In the new God of War, we see a much more somber and remorseful Kratos that seems like he’s had a lot of time to reflect on his actions. The way this is expressed is written so beautiful and bittersweet. You can feel how much older and wiser Kratos has become from how he tries to keep his past from his son and how he handles confrontations now. For the first time, we see someone coming to Kratos’s own home to challenge him and Kratos being very reluctant to fight him. No one would dare do this back when he was ripping heads off freely.

Similarly to Logan and 4 Your Eyez Only, Kratos’s growth is in part due to having to take care of a child and not wanting that child to repeat the bad decisions he’s made. As the game progresses, you can see Atreus losing control of his rage and Kratos trying to keep him from doing so, because he knows what could happen if he does. This is an amazing way to humanize Kratos as a character like he hasn’t been before. Give him something to care about other than himself.

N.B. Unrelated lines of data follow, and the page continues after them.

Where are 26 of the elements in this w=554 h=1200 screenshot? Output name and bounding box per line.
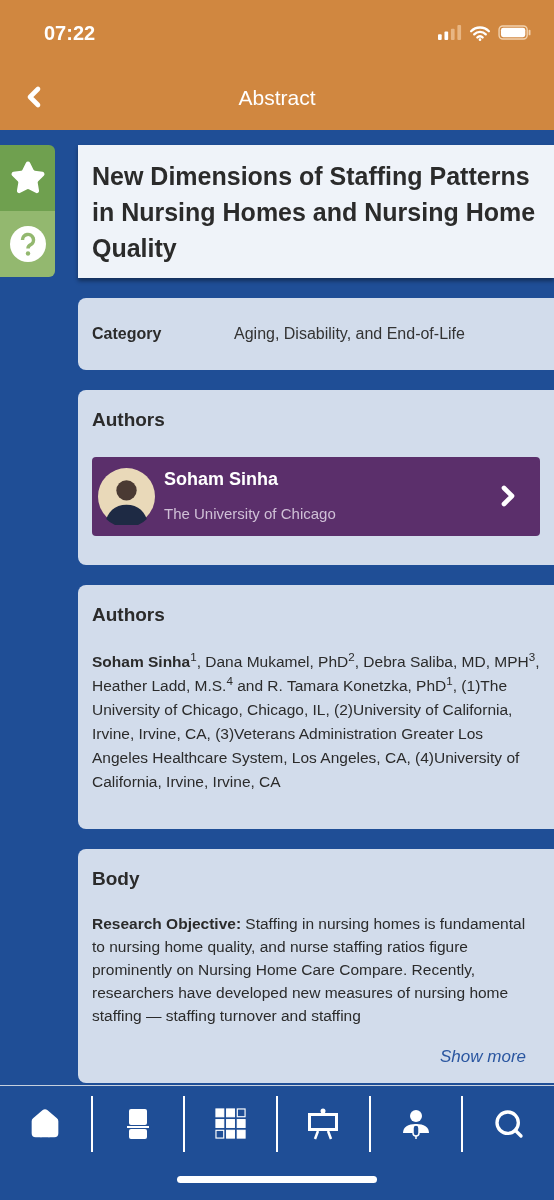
page-title: Abstract: [238, 84, 316, 111]
abstract-title: New Dimensions of Staffing Patterns in Nursing Homes and Nursing Home Quality: [92, 160, 537, 264]
floorplan-icon: [214, 1107, 247, 1140]
author-row[interactable]: Soham Sinha The University of Chicago: [92, 456, 540, 536]
authors-text: Soham Sinha$^{1}$, Dana Mukamel, PhD$^{2}$, Debra Saliba, MD, MPH$^{3}$, Heather Ladd, M.S.$^{4}$ and R. Tamara Konetzka, PhD$^{1}$, (1)The University of Chicago, Chicago, IL, (2)University of California, Irvine, Irvine, CA, (3)Veterans Administration Greater Los Angeles Healthcare System, Los Angeles, CA, (4)University of California, Irvine, Irvine, CA: [92, 649, 540, 792]
star-icon: [9, 160, 46, 196]
category-value: Aging, Disability, and End-of-Life: [234, 324, 465, 344]
section-heading: Authors: [92, 408, 166, 432]
section-heading: Body: [92, 867, 141, 891]
battery-icon: [498, 25, 532, 40]
show-more-link[interactable]: Show more: [440, 1043, 526, 1069]
author-affiliation: The University of Chicago: [164, 504, 337, 525]
avatar: [98, 467, 155, 525]
favorite-tab[interactable]: [0, 145, 55, 211]
help-icon: [9, 226, 46, 262]
booth-icon: [126, 1107, 150, 1140]
section-heading: Authors: [92, 603, 166, 627]
search-icon: [492, 1107, 525, 1140]
category-label: Category: [92, 324, 163, 344]
author-name: Soham Sinha: [164, 468, 280, 492]
easel-icon: [307, 1107, 340, 1140]
wifi-icon: [469, 24, 491, 41]
speaker-icon: [400, 1107, 432, 1140]
body-text: Research Objective: Staffing in nursing homes is fundamental to nursing home quality, and nurse staffing ratios figure prominently on Nursing Home Care Compare. Recently, researchers have developed new measures of nursing home staffing — staffing turnover and staffing: [92, 913, 527, 1026]
status-time: 07:22: [44, 20, 96, 46]
signal-icon: [438, 25, 462, 40]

One of my favorite things about video games is how well a game can tell a story through gameplay. Even the gameplay of God of War show Kratos’s age while evolving it and keeping it fun. The camera has gone from a fixed angle to an over-the-shoulder, more personal camera angle. When you first start the game, you’ll notice how much slower it feels compared to the previous games. The game starts you off with an axe and few, but very challenging enemies, making you have to fight more deliberately and strategically than when you could just whip your blades around killing everything in sight. Kratos could take down gods in the previous games, but what would be the filler enemies in the original series can now take down Kratos in just a few hits. The difficulty, while giving players a great challenge, does help to enforce how old and untrained Kratos has gotten.

Kratos, the protagonist, ripping a man’s head off to use as a flashlight.

The perfect way to age a video game character, mature his motivations and use the gameplay to illustrate his growth.

With the original series being one of the best power fantasies in gaming, it’s amazing how well it’s been transformed into a grounded story. God of War is a landmark for the series and it’ll definitely be making it onto a lot of game of the year lists this year. If you have a PS4, it’s a definite must-buy, especially for how well the story’s done this time around.